De middelen als bedoeld in artikel 31, lid 2, van de PW onder c en x, de individuele inkomenstoeslag en de individuele studietoeslag zoals bedoeld in de artikelen 36 en 36b van de PW worden niet tot het inkomen gerekend.
- 4.
In afwijking van het voorgaande wordt in de volgende situaties het VTLB gevolgd:
- a.
bij de inwoner ten aanzien van wie een schuldsaneringsregeling op grond van de Wet Schuldsanering Natuurlijke Personen (Wsnp) is uitgesproken; volgens het berekende Vrij te laten bedrag (VTLB);
- b.
bij de inwoner die tot een minnelijk schuldregelingstraject op grond van de Wet gemeentelijke schuldhulpverlening (Wgs) is toegelaten; volgens het berekende VTLB;
4.2.3 Draagkracht uit vermogen
- 1.
Bijzondere bijstand wordt verleend met inachtneming van de draagkracht uit het vermogen van de inwoner.
- 2.
Voor de vaststelling van de draagkracht uit vermogen wordt aansluiting gezocht bij de grenzen voor het vrij te laten vermogen als bedoeld in artikel 34, lid 3, van de PW.
4.2.4 Draagkrachtperiode
De draagkracht in het inkomen en vermogen wordt vastgesteld over een periode van 12 maanden, te rekenen vanaf de eerste dag van de maand waarop de verstrekking van de bijzondere bijstand betrekking heeft.
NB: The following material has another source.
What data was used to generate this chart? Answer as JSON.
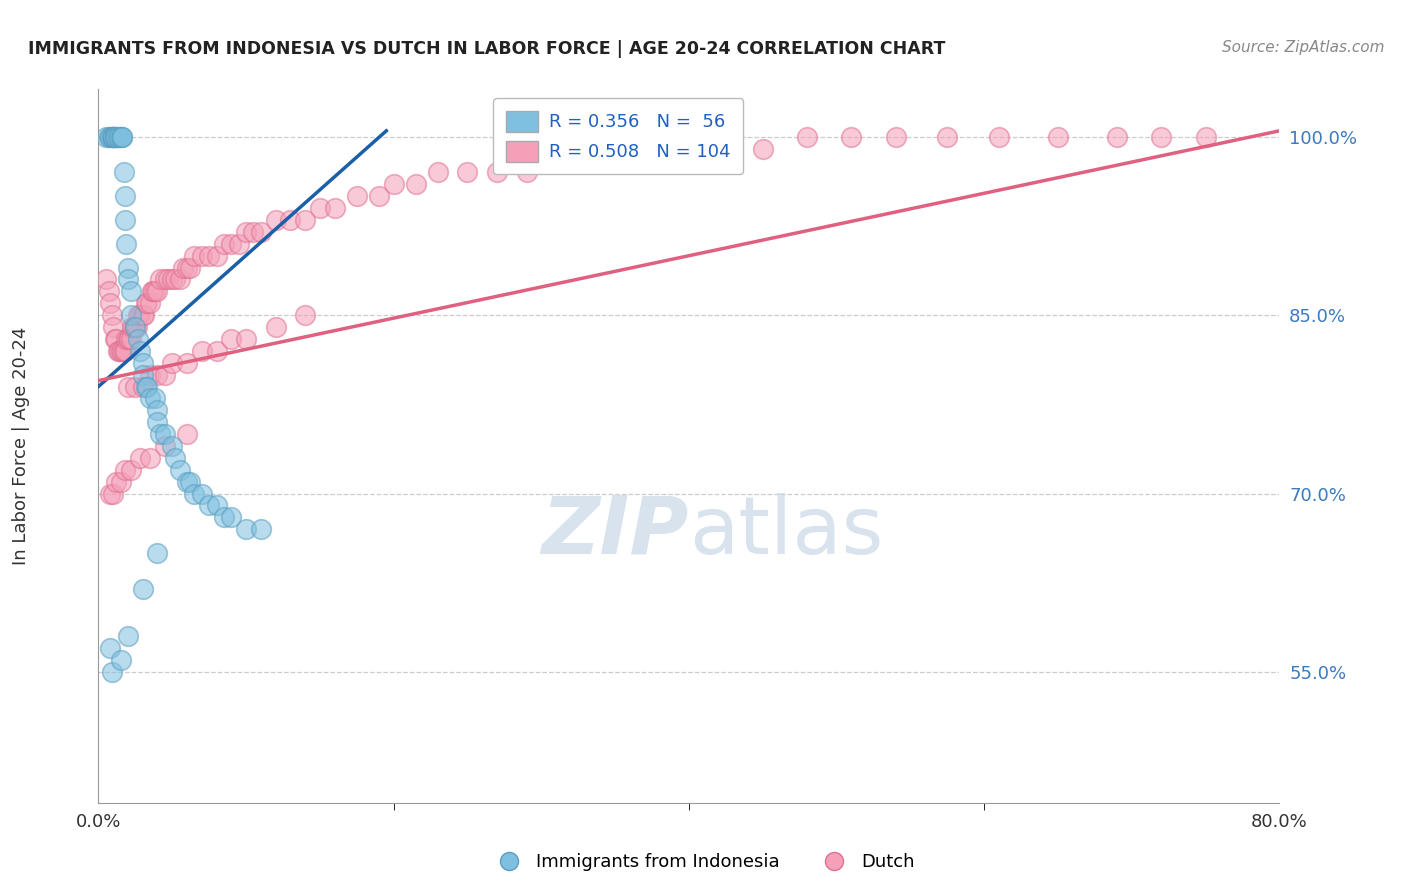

Veel voorkomende bijzondere individuele kosten
4.3.1 Aard van de bijzondere bijstand
Voor de bepaling van het recht op individuele bijzondere bijstand moet de aanvraag aan een aantal voorwaarden voldoen, conform artikel 35, lid 1 van de PW:
- 1.
de kosten moeten daadwerkelijk gemaakt worden;
- 2.
het moet gaan om noodzakelijke kosten,
- 3.
het moet gaan om kosten die voortkomen uit bijzondere individuele omstandigheden;
- 4.
de kosten kunnen niet voldaan worden uit de aanwezige middelen;
- 5.
er is geen recht op bijzondere bijstand als er sprake is van een voorliggende voorziening, die gezien haar aard en doelstelling passend en toereikend kan worden geacht zoals bedoeld in artikel 15 van de PW.
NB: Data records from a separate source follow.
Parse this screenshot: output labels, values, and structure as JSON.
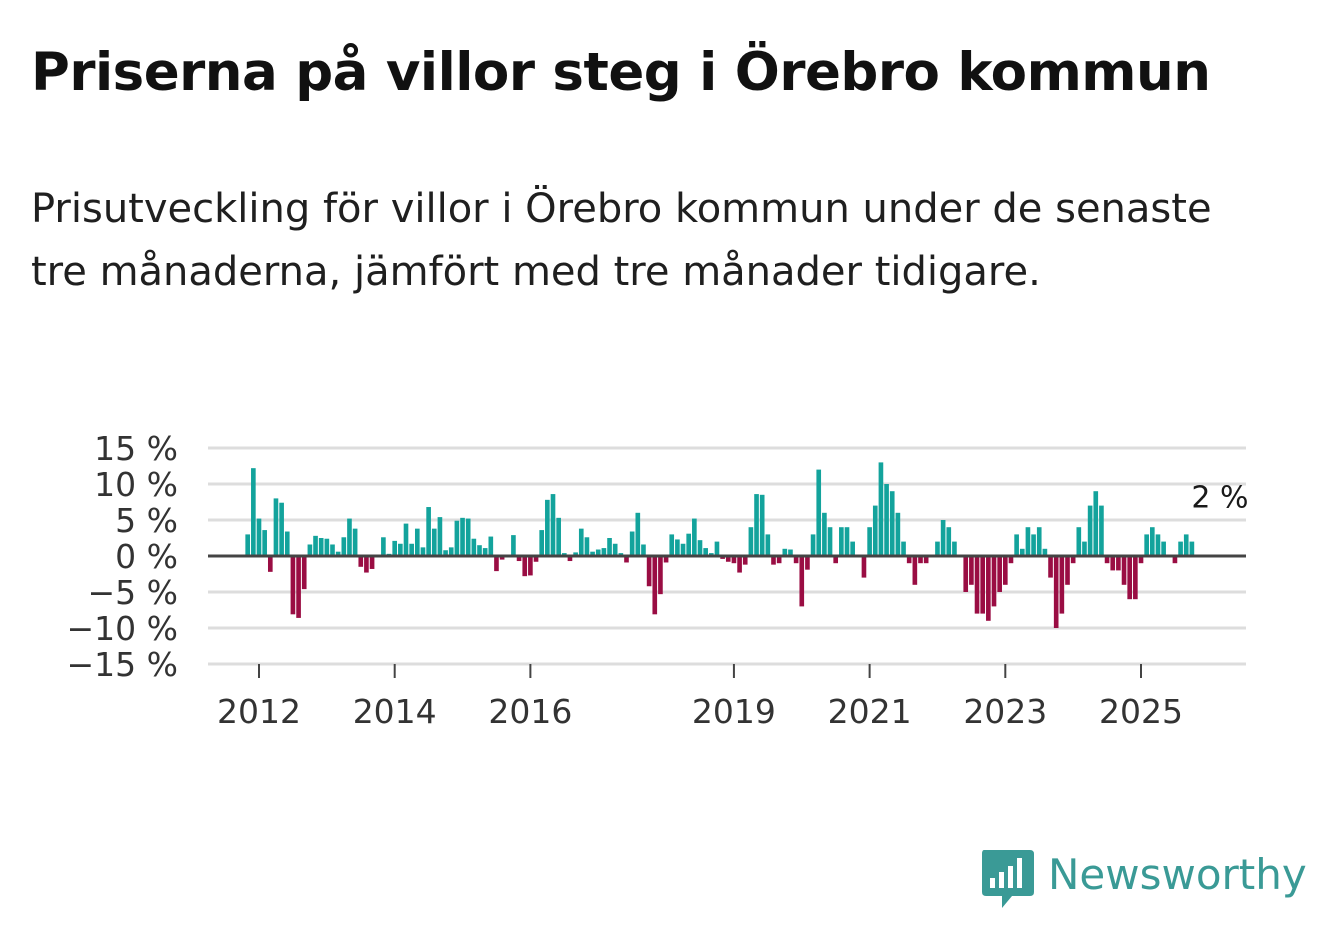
{
  "header": {
    "title": "Priserna på villor steg i Örebro kommun",
    "subtitle": "Prisutveckling för villor i Örebro kommun under de senaste tre månaderna, jämfört med tre månader tidigare."
  },
  "brand": {
    "name": "Newsworthy",
    "color": "#3a9a96",
    "icon": "bar-chart-speech-bubble-icon"
  },
  "colors": {
    "positive": "#13a39c",
    "negative": "#9a0d43",
    "grid": "#dddddd",
    "zero": "#444444"
  },
  "chart_data": {
    "type": "bar",
    "title": "Priserna på villor steg i Örebro kommun",
    "ylabel": "",
    "xlabel": "",
    "ylim": [
      -15,
      15
    ],
    "y_ticks": [
      15,
      10,
      5,
      0,
      -5,
      -10,
      -15
    ],
    "y_tick_labels": [
      "15 %",
      "10 %",
      "5 %",
      "0 %",
      "−5 %",
      "−10 %",
      "−15 %"
    ],
    "x_ticks": [
      2012,
      2014,
      2016,
      2019,
      2021,
      2023,
      2025
    ],
    "x_tick_labels": [
      "2012",
      "2014",
      "2016",
      "2019",
      "2021",
      "2023",
      "2025"
    ],
    "period": "monthly, Nov 2011 – Oct 2025",
    "start": {
      "year": 2011,
      "month": 11
    },
    "values": [
      3,
      12.2,
      5.2,
      3.6,
      -2.2,
      8,
      7.4,
      3.4,
      -8.1,
      -8.6,
      -4.6,
      1.6,
      2.8,
      2.5,
      2.4,
      1.6,
      0.6,
      2.6,
      5.2,
      3.8,
      -1.5,
      -2.3,
      -1.8,
      0.2,
      2.6,
      0.3,
      2.1,
      1.7,
      4.5,
      1.7,
      3.8,
      1.2,
      6.8,
      3.8,
      5.4,
      0.8,
      1.2,
      4.9,
      5.3,
      5.2,
      2.4,
      1.5,
      1.1,
      2.7,
      -2.1,
      -0.5,
      0.2,
      2.9,
      -0.7,
      -2.8,
      -2.7,
      -0.8,
      3.6,
      7.8,
      8.6,
      5.3,
      0.4,
      -0.7,
      0.5,
      3.8,
      2.6,
      0.6,
      0.9,
      1.1,
      2.5,
      1.7,
      0.4,
      -0.9,
      3.4,
      6,
      1.6,
      -4.2,
      -8.1,
      -5.3,
      -0.9,
      3,
      2.3,
      1.7,
      3.1,
      5.2,
      2.2,
      1.1,
      0.4,
      2,
      -0.4,
      -0.8,
      -1,
      -2.3,
      -1.2,
      4,
      8.6,
      8.5,
      3,
      -1.2,
      -1,
      1,
      0.9,
      -1,
      -7,
      -1.9,
      3,
      12,
      6,
      4,
      -1,
      4,
      4,
      2,
      0,
      -3,
      4,
      7,
      13,
      10,
      9,
      6,
      2,
      -1,
      -4,
      -1,
      -1,
      0,
      2,
      5,
      4,
      2,
      0,
      -5,
      -4,
      -8,
      -8,
      -9,
      -7,
      -5,
      -4,
      -1,
      3,
      1,
      4,
      3,
      4,
      1,
      -3,
      -10,
      -8,
      -4,
      -1,
      4,
      2,
      7,
      9,
      7,
      -1,
      -2,
      -2,
      -4,
      -6,
      -6,
      -1,
      3,
      4,
      3,
      2,
      0,
      -1,
      2,
      3,
      2
    ],
    "annotations": [
      {
        "label": "2 %",
        "value": 2,
        "note": "latest value"
      }
    ]
  }
}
Eerste huur, waarborgsom en duurzame gebruiksgoederen
- 1.
De kosten van de eerste huur, waarborgsom en duurzame gebruiksgoederen behoren tot de algemene kosten van levensonderhoud en komen niet in aanmerking voor bijzondere bijstand.
- 2.
Bijzondere bijstand kan worden verstrekt voor de eerste huur, de waarborgsom, de bijbehorende administratiekosten en de duurzame gebruiksgoederen.
- 3.
In afwijking van artikel 35, lid 1 van de PW komen de kosten voor de eerste huur, waarborgsom en duurzame gebruiksgoederen voor bijzondere bijstand in aanmerking voor de statushouder die zich rechtstreeks vanuit het Centraal Orgaan opvang Asielzoeker (COA) vestigt in de gemeente Terneuzen in het kader van de taakstelling.
- 4.
De hoogte van de bijstandverlening voor duurzame gebruiksgoederen bedraagt maximaal de NIBUD richtlijn, min 10%.
- 5.
Bijzondere bijstand voor een waarborgsom en duurzame gebruiksgoederen worden verstrekt in de vorm van een renteloze lening.
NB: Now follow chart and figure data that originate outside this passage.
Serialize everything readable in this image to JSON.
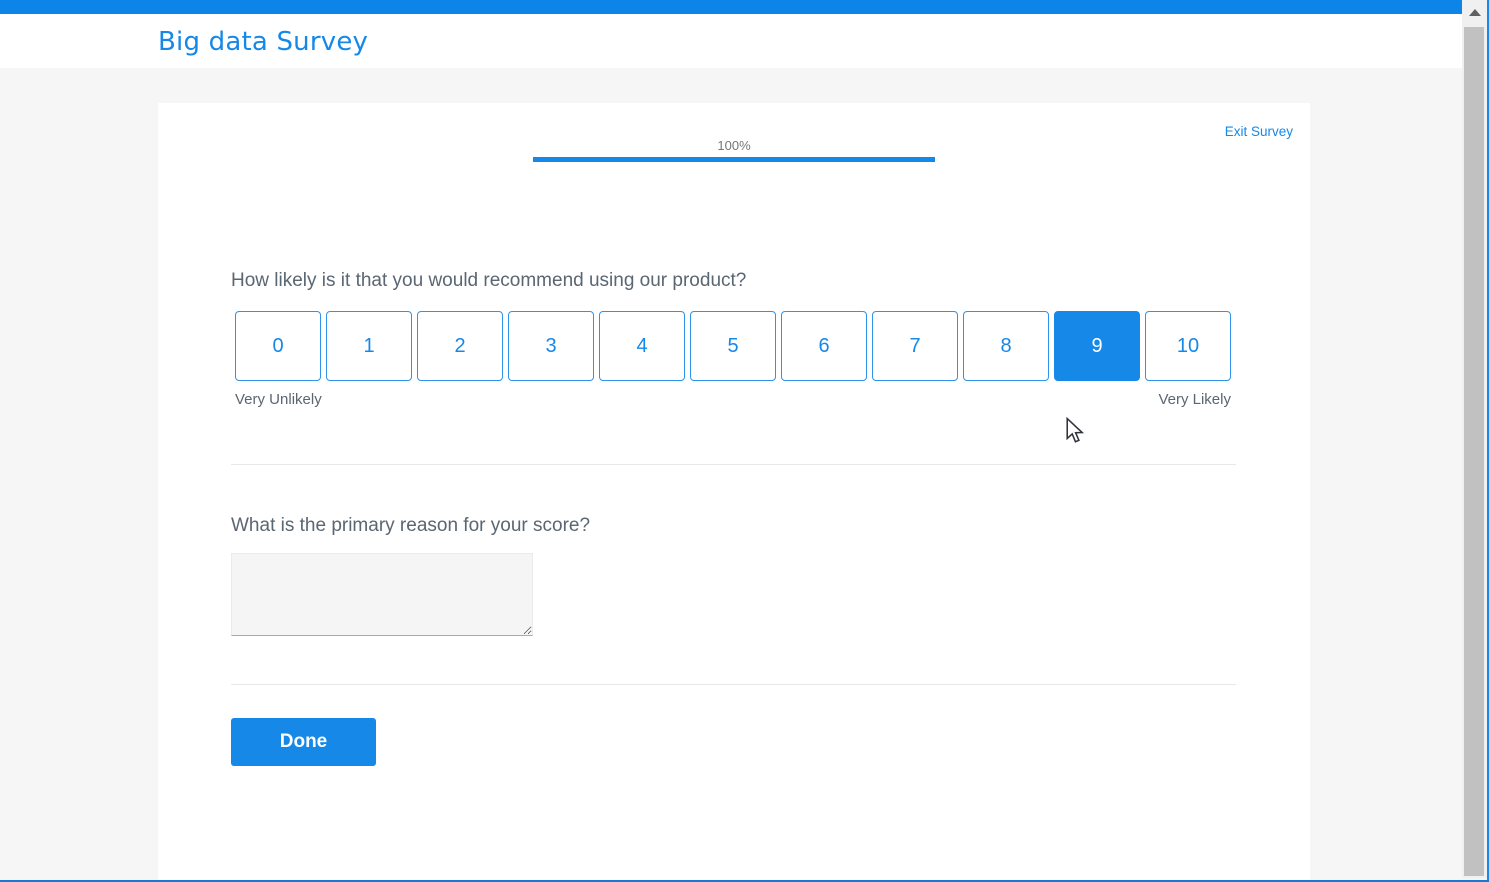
{
  "header": {
    "title": "Big data Survey"
  },
  "survey": {
    "exit_link": "Exit Survey",
    "progress": {
      "percent_label": "100%",
      "value": 100
    },
    "nps_question": {
      "text": "How likely is it that you would recommend using our product?",
      "options": [
        "0",
        "1",
        "2",
        "3",
        "4",
        "5",
        "6",
        "7",
        "8",
        "9",
        "10"
      ],
      "selected": "9",
      "left_label": "Very Unlikely",
      "right_label": "Very Likely"
    },
    "reason_question": {
      "text": "What is the primary reason for your score?",
      "value": ""
    },
    "done_button": "Done"
  },
  "colors": {
    "accent": "#1588e8",
    "top_bar": "#0d84e8",
    "page_background": "#f6f6f6",
    "question_text": "#5a6672",
    "progress_text": "#767676"
  }
}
Bijzondere bijstand zoals bedoeld in artikel 12 van de PW
- 1.
Bijzondere bijstand voor algemeen noodzakelijke kosten van zelfstandig wonende jongeren van 18 tot 21 jaar kan worden verleend voor zover (artikel 12 en 20 van de PW):
- a.
voor de kosten aantoonbaar geen beroep kan worden gedaan op de ouders.
- b.
de noodzakelijke kosten van bestaan uitgaan boven de geldende bijstandsnorm en in de hogere bestaanskosten niet kan worden voorzien door het delen van deze kosten met (een) ander(en);
- 2.
De hoogte van de bijzondere bijstand van de alleenstaande of gehuwde jongere als bedoeld in artikel 20 van de PW, is gelijk aan de extra noodzakelijk te achten kosten die uitgaan boven de geldende bijstandsnorm, inclusief vakantiegeld. Dit bedrag is niet hoger dan het verschil tussen de toepasselijke bijstandsnorm voor personen jonger dan 21 jaar, inclusief vakantiegeld en de bijstandsnorm voor personen van 21 jaar en ouder, inclusief vakantiegeld.
- 3.
Het bepaalde in lid 1 en 2 geldt ook voor jongeren die deelnemen aan het project Kamers met doorgroei.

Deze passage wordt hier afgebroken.